World War Two

Ronald Leedham: Explosives


Ronald Leedham was born in 1929 in India. His family moved back to England in 1931after Ronald contracted Polio. Ronald spent some years in Hospital as a young child after contracting Diptheria. When he was six he returned home to Catford for a short while to live with his father, eventually ending up living in ‘homes for crippled children’ run by the Shaftesbury Society, until he was sixteen.
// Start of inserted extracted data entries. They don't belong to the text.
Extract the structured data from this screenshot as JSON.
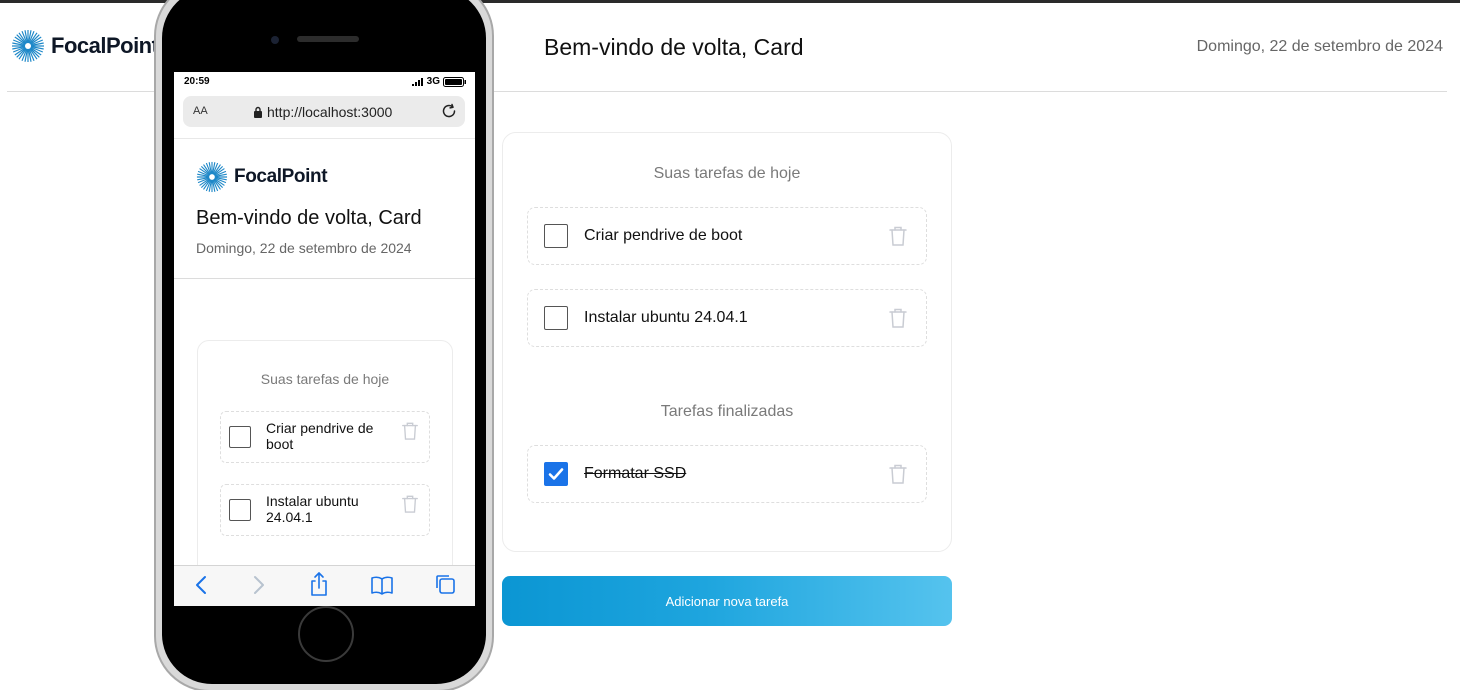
{
  "header": {
    "brand": "FocalPoint",
    "welcome": "Bem-vindo de volta, Card",
    "date": "Domingo, 22 de setembro de 2024"
  },
  "today": {
    "title": "Suas tarefas de hoje",
    "tasks": [
      {
        "label": "Criar pendrive de boot",
        "done": false
      },
      {
        "label": "Instalar ubuntu 24.04.1",
        "done": false
      }
    ]
  },
  "finished": {
    "title": "Tarefas finalizadas",
    "tasks": [
      {
        "label": "Formatar SSD",
        "done": true
      }
    ]
  },
  "add_button": "Adicionar nova tarefa",
  "phone": {
    "time": "20:59",
    "network": "3G",
    "text_size": "AA",
    "url": "http://localhost:3000",
    "brand": "FocalPoint",
    "welcome": "Bem-vindo de volta, Card",
    "date": "Domingo, 22 de setembro de 2024",
    "card_title": "Suas tarefas de hoje",
    "tasks": [
      {
        "label": "Criar pendrive de boot"
      },
      {
        "label": "Instalar ubuntu 24.04.1"
      }
    ],
    "toolbar_icons": [
      "back-icon",
      "forward-icon",
      "share-icon",
      "bookmarks-icon",
      "tabs-icon"
    ]
  },
  "colors": {
    "accent_start": "#0b96d3",
    "accent_end": "#55c3ee",
    "checkbox_checked": "#1a73e8",
    "logo": "#1e88c8"
  }
}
Here Ron describes discovering unexploded bombs.

Transcript

There was one time when one of the gliders was coming along and he was a bit high actually and we all saw it because you saw the shell burst first of all. The sky was black with shell bursts and this bomb was, he was almost on the point of stalling. He wasn’t quite flying, he’d have come down any minute and he was wobbling around in the sky as he came.
And we were all in the playground, standing out there watching him do this right above us and he tipped over our way, we thought 'Oh god,' we were going to run for it, not that we could have got very far. And then a shell burst underneath the wing that was tipping our way and it tipped it the other way and it fell down. It fell about half a mile away with a terrific crash, you know the sort of thing. But what turned them off, what turned The Society off completely and they made us evacuate, was one night, no early morning, we were still in bed and the only aircraft that we had that was fast enough to catch these things, cos they used to fly at 400 mile an hour, well our fastest fighters would only go 365 but we developed an aircraft called a Tempest, just about at this time and they could do 400 mile an hour and they were something like a Typhoon.
But anyway we knew about these Tempests and we knew everything about the aircraft that were flying around. We could tell by sound, what aircraft it was and we were in bed on this particular morning and we heard a buzz bomb coming, flying low and we could hear there was an aircraft behind it which we knew was a Tempest and when he got within range, he opened up with all four cannon. Unfortunately he missed the bomb and he hit the school and we could hear these blooming cannon shells flying through the loft space above the dormitory and exploding into the loft space and tiles going everywhere, you know. God almighty, it only lasted a few seconds, the roar of both aircraft with the cannon shells being fired and then exploding. It was quite noisy and, we were all in bed, 'What the bloody hell? 'But the bomb got away, he must have exploded further on because the aircraft had to pull up, he couldn’t go any further than the house because the barrage balloons were there, you see. So he had to let the bomb go but the bomb obviously went straight through.
Unbelievable, they were awful. Very exciting, we enjoyed it actually, it was good fun. But anyway, the next day one of the boys saw these big score marks in the drive and he followed one of them up just to see what it was and it went into the rockery. So he dug into the rockery and in the rockery he found a cannon shell. Laughs And so we followed all these tracks up and we found all these unexploded cannon shells buried in the ground. It was wonderful, and we found that… with a couple of pairs of pliers, you could unscrew the back of the shell. Which we did, we unscrewed the back of the shell and in the back of the shell there was a lot of white powder and we got a piece of wood, Laughs scraped the powder out on to a piece of newspaper and of course we were all stamp collectors and so we all had magnifying glasses and we used to use the magnifying glass with the sun, shine it on the paper, set the paper alight and this explosive would go off. It’d go whoosh. Laughs It didn’t go bang cos it wasn’t enclosed, it just took fire. And do you know, the staff caught us doing it. Do you know what they said? Don’t do that.
But anyway, because of that, we got evacuated and they took us up to between Redditch and Birmingham, until the buzz bombs stopped and that was just before Christmas. I remember we had Christmas there and then they took us back but we still had the V2s, though we didn’t have any V2s drop round us. But, we heard the explosions and then because they went faster than the speed of sound, you had the double bang. You had a bang-bang, so you knew it was a V2 and the sonic boom.
Yeah it was quite an interesting period. It was, it dominated everything in school life.